Araştırmanın bir diğer sonucu: ”Kamu bankalarının iktidar lehine gerçekleştirdiği kredi dağıtımı seçim sonuçlarına da yansıyor.”
İktidar yanlısı belediye başkanlarının olduğu bölgelerde dağıtılan krediler sayesinde istihdam artışı yaşanıyor ve bunun seçim sonuçlarına yansıyor.

Ekonomistlerin araştırmasına göre seçmenler, yerel ekonomide görülen dalgalanmaları görevdeki belediye başkanına bağlama eğiliminde.
“Bulgularımız, seçimler öncesinde ticari kredilerin stratejik dağılımıyla siyasetçilerin dolaylı olarak istihdamın yaratılmasını ve yatırımın artırılmasını hedefleyerek kendi belediye başkan adaylarının seçilme şanslarını artırmaya çalıştığını gösteriyor”
Avrupa İmar ve Kalkınma Bankası’nın (EBRD) baş ekonomistlerinden Çağatay Bircan: Araştırmamızda seçmenlerin Türkiye ekonomisindeki gidişata nasıl cevap verdiğine yönelik olarak iki şey söyleyebiliyoruz. 1-) Yerel istihdamın özellikle de imalat sektörü istihdamının büyük bir önemi var. Seçmenlerin davranışı gayrisafi yurt içi hasıladan (GSYİH) daha çok yerel imalat istihdamına göre değişiyor. 2-) Seçmenler yerel seçimlerden hemen bir önceki dönemde ne olduğuna dikkat ediyor. Son iki yılda imalat sektöründe görülen istihdam artışından ziyade, yerel seçimlerden önceki bir yıl içinde görülen imalat sektöründeki istihdam artışı, görevdeki belediye başkanının performansıyla çok daha fazla ilişkilendiriliyor.

Türkiye’de mevduat bankası işlevi gören üç devlet bankası var: Ziraat Bankası, Halk Bankası ve Vakıfbank.
London School of Economics’ten (LSE) araştırma görevlisi ve ekonomist Dr.

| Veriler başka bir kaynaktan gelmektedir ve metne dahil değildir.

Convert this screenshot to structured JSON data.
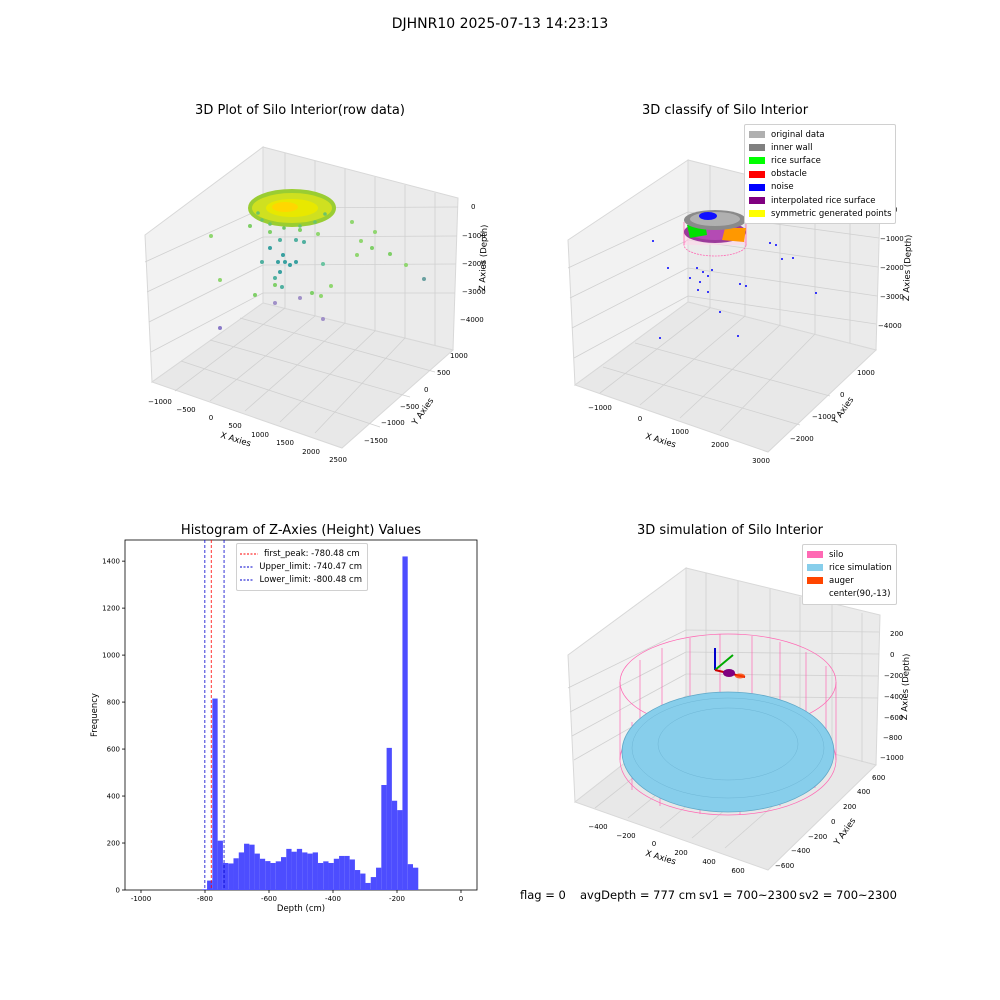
{
  "suptitle": "DJHNR10 2025-07-13 14:23:13",
  "colors": {
    "bar": "#4d4dff",
    "first_peak_line": "#ff0000",
    "limit_line": "#0000cc",
    "silo": "#ff69b4",
    "rice": "#87ceeb",
    "auger": "#ff4500",
    "classify": {
      "original data": "#b0b0b0",
      "inner wall": "#808080",
      "rice surface": "#00ff00",
      "obstacle": "#ff0000",
      "noise": "#0000ff",
      "interpolated rice surface": "#800080",
      "symmetric generated points": "#ffff00"
    }
  },
  "chart_data": [
    {
      "type": "scatter",
      "title": "3D Plot of Silo Interior(row data)",
      "xlabel": "X Axies",
      "ylabel": "Y Axies",
      "zlabel": "Z Axies (Depth)",
      "x_ticks": [
        "−1000",
        "−500",
        "0",
        "500",
        "1000",
        "1500",
        "2000",
        "2500"
      ],
      "y_ticks": [
        "1000",
        "500",
        "0",
        "−500",
        "−1000",
        "−1500"
      ],
      "z_ticks": [
        "0",
        "−1000",
        "−2000",
        "−3000",
        "−4000"
      ]
    },
    {
      "type": "scatter",
      "title": "3D classify of Silo Interior",
      "xlabel": "X Axies",
      "ylabel": "Y Axies",
      "zlabel": "Z Axies (Depth)",
      "x_ticks": [
        "−1000",
        "0",
        "1000",
        "2000",
        "3000"
      ],
      "y_ticks": [
        "1000",
        "0",
        "−1000",
        "−2000"
      ],
      "z_ticks": [
        "0",
        "−1000",
        "−2000",
        "−3000",
        "−4000"
      ],
      "legend": [
        "original data",
        "inner wall",
        "rice surface",
        "obstacle",
        "noise",
        "interpolated rice surface",
        "symmetric generated points"
      ],
      "legend_position": "top-right"
    },
    {
      "type": "bar",
      "title": "Histogram of Z-Axies (Height) Values",
      "xlabel": "Depth (cm)",
      "ylabel": "Frequency",
      "xlim": [
        -1050,
        50
      ],
      "ylim": [
        0,
        1490
      ],
      "x_ticks": [
        -1000,
        -800,
        -600,
        -400,
        -200,
        0
      ],
      "y_ticks": [
        0,
        200,
        400,
        600,
        800,
        1000,
        1200,
        1400
      ],
      "bin_width": 16.5,
      "bins_start": -810,
      "values": [
        3,
        40,
        815,
        210,
        115,
        113,
        135,
        160,
        197,
        193,
        155,
        133,
        123,
        115,
        122,
        140,
        175,
        163,
        175,
        160,
        155,
        160,
        115,
        122,
        115,
        133,
        145,
        145,
        130,
        85,
        70,
        30,
        55,
        95,
        447,
        605,
        380,
        340,
        1420,
        110,
        95
      ],
      "reference_lines": [
        {
          "label": "first_peak: -780.48 cm",
          "x": -780.48,
          "color": "#ff0000"
        },
        {
          "label": "Upper_limit: -740.47 cm",
          "x": -740.47,
          "color": "#0000cc"
        },
        {
          "label": "Lower_limit: -800.48 cm",
          "x": -800.48,
          "color": "#0000cc"
        }
      ],
      "legend_position": "upper center"
    },
    {
      "type": "scatter",
      "title": "3D simulation of Silo Interior",
      "xlabel": "X Axies",
      "ylabel": "Y Axies",
      "zlabel": "Z Axies (Depth)",
      "x_ticks": [
        "−400",
        "−200",
        "0",
        "200",
        "400",
        "600"
      ],
      "y_ticks": [
        "600",
        "400",
        "200",
        "0",
        "−200",
        "−400",
        "−600"
      ],
      "z_ticks": [
        "200",
        "0",
        "−200",
        "−400",
        "−600",
        "−800",
        "−1000"
      ],
      "legend": [
        "silo",
        "rice simulation",
        "auger",
        "center(90,-13)"
      ],
      "legend_position": "top-right"
    }
  ],
  "footer": {
    "flag": "flag = 0",
    "avgDepth": "avgDepth = 777 cm",
    "sv1": "sv1 = 700~2300",
    "sv2": "sv2 = 700~2300"
  }
}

Orkun Saka: Türkiye’deki banka kredilerinin yaklaşık üçte biri devlet bankaları tarafından sağlanıyor ve bunun gelişmiş ülkelere göre halen yüksek bir oran.

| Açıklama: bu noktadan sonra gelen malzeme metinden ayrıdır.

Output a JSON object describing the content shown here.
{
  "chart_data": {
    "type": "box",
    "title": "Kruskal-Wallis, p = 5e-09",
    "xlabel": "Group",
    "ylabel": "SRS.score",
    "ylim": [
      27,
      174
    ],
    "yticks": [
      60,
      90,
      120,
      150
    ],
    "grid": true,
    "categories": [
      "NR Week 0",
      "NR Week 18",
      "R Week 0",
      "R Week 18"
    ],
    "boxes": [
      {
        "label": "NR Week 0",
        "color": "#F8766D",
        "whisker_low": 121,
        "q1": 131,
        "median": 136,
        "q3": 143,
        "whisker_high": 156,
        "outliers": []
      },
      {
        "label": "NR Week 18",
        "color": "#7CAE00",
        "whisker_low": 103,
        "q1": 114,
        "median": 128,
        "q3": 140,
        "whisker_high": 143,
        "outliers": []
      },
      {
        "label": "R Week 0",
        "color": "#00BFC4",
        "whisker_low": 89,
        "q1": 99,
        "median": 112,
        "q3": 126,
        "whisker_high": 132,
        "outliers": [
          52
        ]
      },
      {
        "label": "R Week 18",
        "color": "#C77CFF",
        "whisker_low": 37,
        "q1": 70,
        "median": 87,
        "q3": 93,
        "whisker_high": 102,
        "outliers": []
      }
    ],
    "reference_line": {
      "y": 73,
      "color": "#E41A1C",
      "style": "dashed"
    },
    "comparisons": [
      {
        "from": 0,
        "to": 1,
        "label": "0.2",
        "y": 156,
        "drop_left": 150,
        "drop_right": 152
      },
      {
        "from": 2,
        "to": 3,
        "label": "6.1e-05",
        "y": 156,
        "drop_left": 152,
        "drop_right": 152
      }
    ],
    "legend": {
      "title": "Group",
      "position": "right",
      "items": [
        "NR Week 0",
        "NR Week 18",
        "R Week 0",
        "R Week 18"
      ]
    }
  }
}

Saka: ”Devlet bankalarının dağıttığı kredilerin yerel seçimler üzerindeki etkisini incelemeye neden karar verdik;
Devletin elindeki üç bankanın 2001 krizinden sonra özelleştirilmesi için planlar yapılmıştı, lakin yapısal hazırlıkların tamamlanmasına rağmen çeşitli bahaneler yüzünden bu pratiğe bir türlü dönüşmedi.
Türkiye’deki devlet bankalarının kredilerinin politik sebeplerle kullanılabileceğini düşündük ve bunu araştırmaya başladık.
Saka: ”Araştırmada genel seçimler yerine yerel seçimleri tercih ettik. Bunun sebebi, rekabetin daha iyi gözlemlenebilir olması. Diğer bir neden ise Yerel seçimlerin beş yıllık döngüler halinde düzenlenmesinin daha iyi bir gözlem olanağı sağlaması.”
“Türkiye’de partiler genel seçimlerde oy oranları üzerinden oransal bir temsil sağlarken, belediye seçimlerinde en çok oyu alan parti kazanıyor. Teorik olarak yerel seçimlerin bu özelliği iktidar partilerinin kritik (yani en yakın rakibiyle çok yakın oy oranlarına sahip olduğu) bölgelere daha çok odaklanmasına sebebiyet verebilir.”
Saka: “Oyların birbirine yakın olduğu şehirlerin, parti temsili dışında diğer ekonomik açılardan da birbirlerine benzeyebileceklerini düşündük. O yüzden buralarda seçim civarında yaşanan pozitif veya negatif yönlü devlet bankası kredi değişimlerinin, talep yönünden değil de daha çok arz yönünden geldiğini iddia edebiliriz.”